Деньги мне раз в месяц присылает мать, с подробной инструкцией, как тратить. Все скрупулёзно рассчитает на каждый день: суп, котлетку, гарнир, чай, компот или молоко. Ни копейки лишней, чтоб не забаловал. Я понимаю, что нас у неё четверо, но уж больно скупо, до безобразия. Отец бы на деньги не поскупился, жаль у него их никогда не бывает, зарплату сразу отдаёт матери. Разве, что после фартовой охоты, сдаст пушнину, примет слегка на грудь, всем купит подарки, и оставшиеся деньги опять матери. Нет, не скоро мне пришлют денег.
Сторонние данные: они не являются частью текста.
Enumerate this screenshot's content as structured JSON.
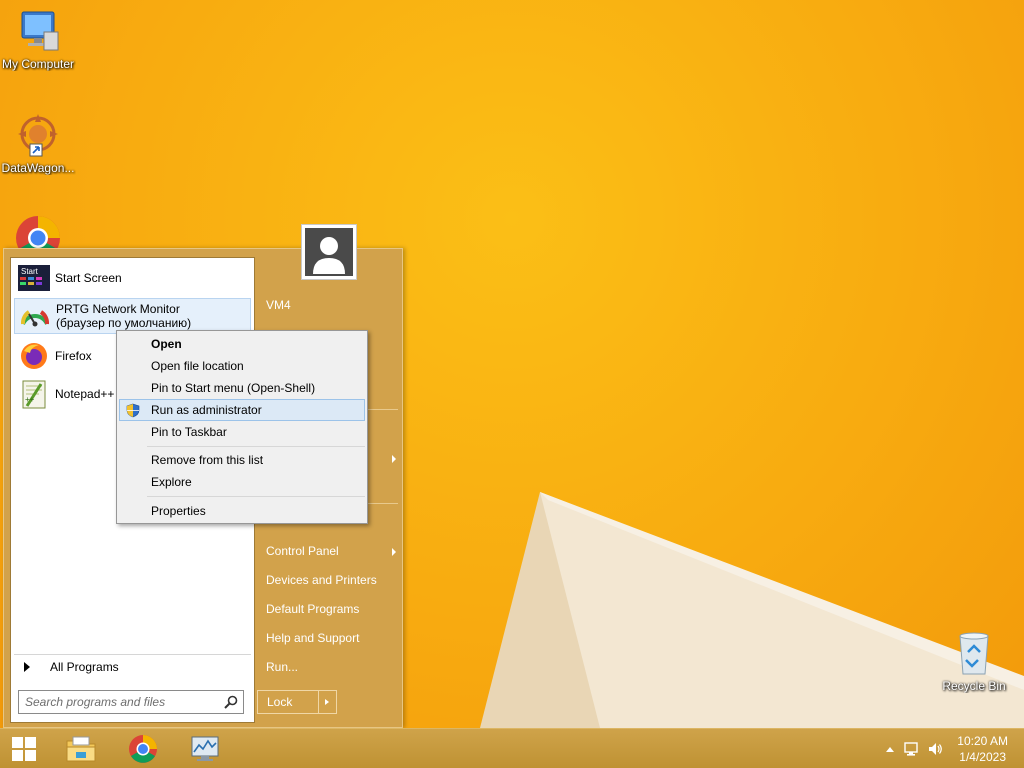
{
  "desktop": {
    "icons": [
      {
        "label": "My Computer",
        "icon": "computer-icon"
      },
      {
        "label": "DataWagon...",
        "icon": "datawagon-icon"
      },
      {
        "label": "Recycle Bin",
        "icon": "recycle-bin-icon"
      }
    ]
  },
  "start_menu": {
    "programs": [
      {
        "label": "Start Screen",
        "icon": "start-screen-icon"
      },
      {
        "label_line1": "PRTG Network Monitor",
        "label_line2": "(браузер по умолчанию)",
        "icon": "prtg-icon"
      },
      {
        "label": "Firefox",
        "icon": "firefox-icon"
      },
      {
        "label": "Notepad++",
        "icon": "notepadpp-icon"
      }
    ],
    "all_programs": "All Programs",
    "search_placeholder": "Search programs and files",
    "user_name": "VM4",
    "right_items": {
      "control_panel": "Control Panel",
      "devices_printers": "Devices and Printers",
      "default_programs": "Default Programs",
      "help_support": "Help and Support",
      "run": "Run..."
    },
    "lock_label": "Lock"
  },
  "context_menu": {
    "items": [
      "Open",
      "Open file location",
      "Pin to Start menu (Open-Shell)",
      "Run as administrator",
      "Pin to Taskbar",
      "Remove from this list",
      "Explore",
      "Properties"
    ],
    "highlighted_index": 3
  },
  "taskbar": {
    "time": "10:20 AM",
    "date": "1/4/2023"
  },
  "colors": {
    "wallpaper": "#f7a30f",
    "taskbar": "#c79a3a",
    "start_menu": "#d2a24b",
    "highlight": "#dce9f6"
  }
}
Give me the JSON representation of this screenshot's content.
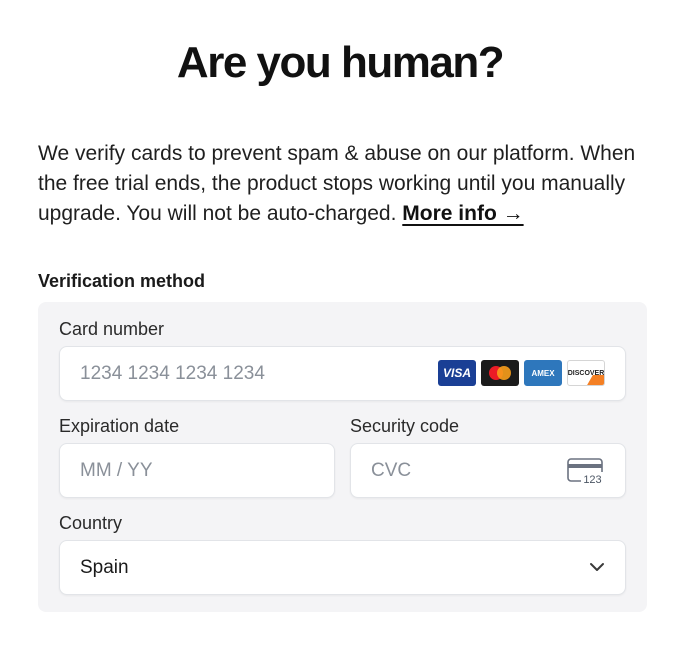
{
  "heading": "Are you human?",
  "intro": {
    "text": "We verify cards to prevent spam & abuse on our platform. When the free trial ends, the product stops working until you manually upgrade. You will not be auto-charged. ",
    "link": "More info →"
  },
  "verification": {
    "label": "Verification method",
    "card_number": {
      "label": "Card number",
      "placeholder": "1234 1234 1234 1234"
    },
    "brands": [
      "VISA",
      "mastercard",
      "AMEX",
      "DISCOVER"
    ],
    "expiration": {
      "label": "Expiration date",
      "placeholder": "MM / YY"
    },
    "security": {
      "label": "Security code",
      "placeholder": "CVC",
      "icon_text": "123"
    },
    "country": {
      "label": "Country",
      "value": "Spain"
    }
  },
  "colors": {
    "panel_bg": "#f4f4f6",
    "visa": "#1a3f95",
    "amex": "#2e77bc",
    "mastercard_red": "#eb1c26",
    "mastercard_orange": "#f99f1b",
    "discover_orange": "#f48024"
  },
  "icons": [
    "visa-icon",
    "mastercard-icon",
    "amex-icon",
    "discover-icon",
    "cvc-card-icon",
    "chevron-down-icon"
  ]
}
Придётся ночами походить с ребятами на заработки, на станцию, вагоны разгружать.

Была у меня, вполне бюджетная, хорошая скромная девочка, позволяла себя немного потискать и довольно. И вот, на очередном свидании заявила, что выходит замуж за какого-то учителя танцев. Иногда мне кажется, что главный признак, по которому женщина предпочитает мужчину — наличие у него денег, только верить в это не хочется. А Катька, красивая стерва, товаристая, и совсем ручная. Как тут устоишь, если из тебя дурь так и прёт через край.

В парке, легка на помине, навстречу гребёт Катька Ткачук с каким-то фраерком, в руках у него коричневая Катькина сумка.

— Привет Серый! — как ни в чём ни бывало, сказала она.

— Мы разве с Вами знакомы? — изображая удивление, спросил я.

— Ах ты сволочь! — подпрыгнула и на весь парк завопила Катька. — Посмотрите на него люди добрые, спал со мной, а теперь мы оказывается незнакомы!

Фраерок попятился-попятился и пустился наутёк.

— Стой гад, сумку отдай! — бросилась за ним Катька. Русик так и покатился от хохота. Мне, глядя на него, тоже стало смешно. Мы не могли успокоиться от приступов смеха несколько минут, даже прохожие стали изумлённо оглядываться: не сошли ли эти двое с ума.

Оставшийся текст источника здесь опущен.